Last week desperate irrigation farmers battling a historically brutal drought accused the government of “hoarding” water and pleaded for its release. The water release comes amid a crackdown on water theft with the state’s independent water regulator ramping up investigator numbers following more than 200 alleged breaches identified from 1300 calls to its hotline in 100 days of operation.
“Up to 15,000 megalitres of NSW water previously reserved for environmental purposes will be made available for purchase by farmers,” Ms Upton said.
She said all proceeds raised by the sale of water would be held in trust with the Primary Industries Department and used for priority drought-related projects.
“An additional 450 megalitres of groundwater will also be made available in the Riverina area,” she said.

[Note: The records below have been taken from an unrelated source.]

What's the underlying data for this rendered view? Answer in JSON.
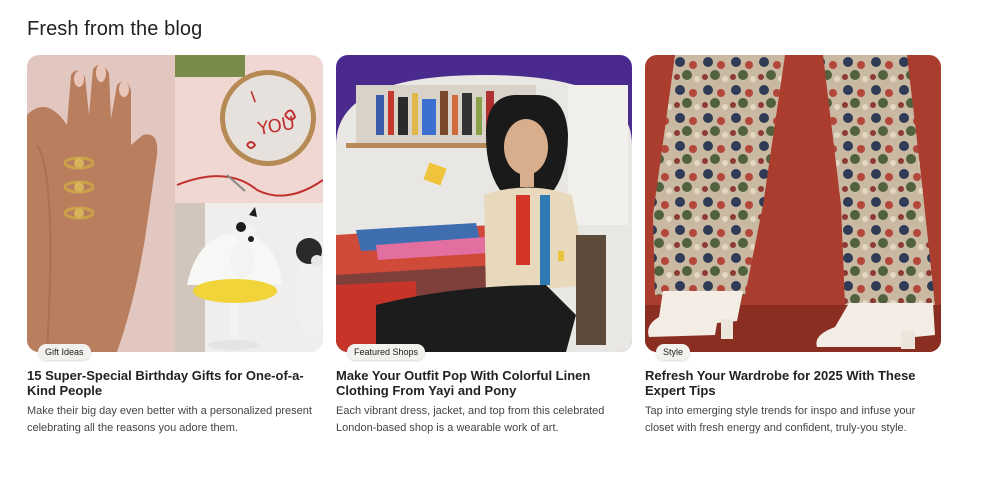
{
  "section": {
    "title": "Fresh from the blog"
  },
  "cards": [
    {
      "tag": "Gift Ideas",
      "title": "15 Super-Special Birthday Gifts for One-of-a-Kind People",
      "description": "Make their big day even better with a personalized present celebrating all the reasons you adore them.",
      "image": "collage-rings-embroidery-dog-chair"
    },
    {
      "tag": "Featured Shops",
      "title": "Make Your Outfit Pop With Colorful Linen Clothing From Yayi and Pony",
      "description": "Each vibrant dress, jacket, and top from this celebrated London-based shop is a wearable work of art.",
      "image": "woman-seated-studio-purple-arch"
    },
    {
      "tag": "Style",
      "title": "Refresh Your Wardrobe for 2025 With These Expert Tips",
      "description": "Tap into emerging style trends for inspo and infuse your closet with fresh energy and confident, truly-you style.",
      "image": "floral-pants-white-boots-red-background"
    }
  ]
}
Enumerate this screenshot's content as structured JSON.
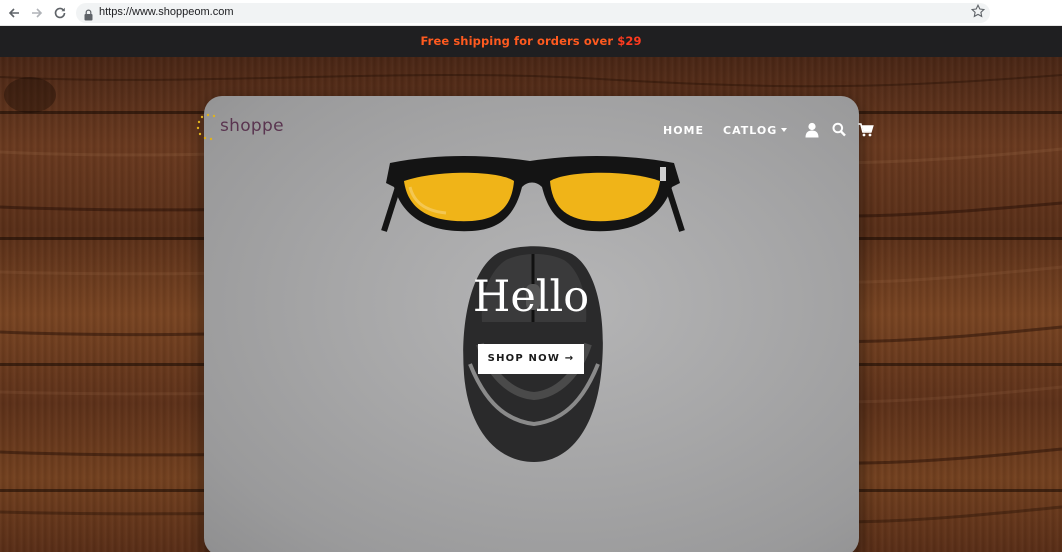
{
  "browser": {
    "url": "https://www.shoppeom.com",
    "icons": [
      "back-arrow-icon",
      "forward-arrow-icon",
      "reload-icon",
      "lock-icon",
      "star-icon"
    ]
  },
  "announcement": {
    "text": "Free shipping for orders over ",
    "price": "$29",
    "color": "#ff5a1f",
    "background": "#1f1f21"
  },
  "header": {
    "logo_text": "shoppe",
    "nav": {
      "home": "HOME",
      "catalog": "CATLOG"
    },
    "icons": [
      "user-icon",
      "search-icon",
      "cart-icon"
    ]
  },
  "hero": {
    "title": "Hello",
    "cta_label": "SHOP NOW →"
  },
  "colors": {
    "logo": "#5a3550",
    "laptop": "#a6a6a7",
    "wood": "#6b3a1f",
    "lens": "#f0b418"
  }
}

Under water-sharing schemes, the state government requires irrigation farmers to buy a water licence to access supplies, with additional water set aside for the environment. However, farmers and the NSW Shooters Fishers and Farmers Party claimed the government was sitting on more water than was needed for environmental flows.
Ms Upton said release of the additional water would not impact on the health of the NSW river systems, with environmental flows continuing into the wetlands of the Macquarie Marshes and the newly formed Yanga National Park in southwestern NSW.
Maintaining flows to the wetlands was vital as they provided a critical drought refuge for waterbirds, fish and other native animals, while enabling rivers to recover when rainfall returned, she said.
In other measures, the government will wave fees for existing “grandfathered” grazing permit holders in the Riverina and apiary fees for national parks for at least 12 months.
As water supplies dry up, reports of alleged licence breaches have been growing, with the Natural Resources Access Regulator receiving 1300 calls in 100 days of operation, with about 200 breaches determined.
Some 300 site inspections were made, with legal action begun against landowners taking water while meters were not working, and using a channel to convey water. Another 100 warnings and fines have also been issued.